Ciddi bir değişiklik yaşanmadı. Halen birçok Neonazi örgüt varlığını sürdürüyor. NSU cinayetlerine karıştıkları mahkeme tarafından kabul edilen Ralf Wohlleben ve Carsten Schultze, bir süre Thüringen’de Alman Milliyetçi Demokrat Parti’nin (NPD) yöneticileriydi. Buna rağmen bu parti yasaklanmadı, halen de siyasi faaliyetlerini sürdürüyor. Keza bugün Alman parlamentosunda ana muhalefet olan aşırı sağcı Almanya için Alternatif (AfD) içerisinde birçok eski Neonazi’nin de olduğu biliniyor. Açıktan göçmen, İslam, sığınmacı düşmanlığı yapan AfD’ye "normal bir parti" gözüyle bakılıyor. Bu nedenle Almanya, ırkçı terör örgütleriyle yüzleşip güçlü bir mücadele yürütmek yerine, Neonazilerin devletin imkanlarını kullanarak güç toplamasına göz yummaya devam ediyor.

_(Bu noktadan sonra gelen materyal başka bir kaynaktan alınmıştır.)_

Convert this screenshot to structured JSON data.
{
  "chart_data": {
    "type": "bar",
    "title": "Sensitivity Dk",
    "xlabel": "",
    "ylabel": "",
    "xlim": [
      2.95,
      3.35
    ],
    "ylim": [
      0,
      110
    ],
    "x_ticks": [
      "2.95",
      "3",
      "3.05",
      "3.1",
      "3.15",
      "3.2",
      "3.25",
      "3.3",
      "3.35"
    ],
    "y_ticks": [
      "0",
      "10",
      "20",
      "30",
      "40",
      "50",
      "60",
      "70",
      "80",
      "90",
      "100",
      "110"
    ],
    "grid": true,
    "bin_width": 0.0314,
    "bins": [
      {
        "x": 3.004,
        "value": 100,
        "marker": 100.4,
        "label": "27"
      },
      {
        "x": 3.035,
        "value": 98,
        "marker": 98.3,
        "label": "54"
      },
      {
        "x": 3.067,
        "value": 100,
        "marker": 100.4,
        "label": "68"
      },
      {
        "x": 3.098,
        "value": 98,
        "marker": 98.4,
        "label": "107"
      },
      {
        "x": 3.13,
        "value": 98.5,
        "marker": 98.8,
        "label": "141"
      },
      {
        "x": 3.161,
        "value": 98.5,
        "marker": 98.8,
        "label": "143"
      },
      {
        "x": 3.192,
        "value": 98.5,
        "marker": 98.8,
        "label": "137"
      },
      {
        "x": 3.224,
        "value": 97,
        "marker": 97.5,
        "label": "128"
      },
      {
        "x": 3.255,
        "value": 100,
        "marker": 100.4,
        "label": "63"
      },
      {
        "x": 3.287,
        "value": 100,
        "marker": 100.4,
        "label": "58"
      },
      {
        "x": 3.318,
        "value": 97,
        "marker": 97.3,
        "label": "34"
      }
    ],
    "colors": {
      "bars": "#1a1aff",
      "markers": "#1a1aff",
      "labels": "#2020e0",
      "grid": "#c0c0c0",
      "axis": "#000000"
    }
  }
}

- NSU cinayetleri sonrasında Türkiye öldürülen vatandaşların aileleriyle nasıl bir ilişki kurdu? Vatandaşlarına bu cinayetler sonrasında nasıl yaklaştı?
Türkiye’nin bu konuda olumlu çalışmalar yaptığını söylemek mümkün değil. Cinayetler Almanya’da işlendiği için asıl olarak Almanya’nın yapacakları vardı. Ancak özellikle kurban ailelerinin mağdur edildiği süreçte Türkiye’deki güvenlik birimleri de Türkiye’ye soruşturma adına giden Alman polisine yardımcı oldular. Örneğin, Mehmet Turgut’un Rostock’ta öldürülmesinden sonra Kovancılara giden Alman polisine gerekli yardımlar yapılmış. Turgut Ailesi, yapılan karalamalar ve suçlamalardan ötürü kaldığı köyden göç etmek zorunda kalmış. Böylece, Almanya’da kurban yakınlarına yönelik başlatılan sindirme ve yıldırma politikası Türkiye’deki güvenlik birimlerinin yardımıyla doğup büyüdükleri yerlere kadar uzanmış. Türkiye, başından itibaren bu işbirliğini reddetmeli, katillerin asıl olarak Almanya’da aranması gerektiğini bildirmeliydi.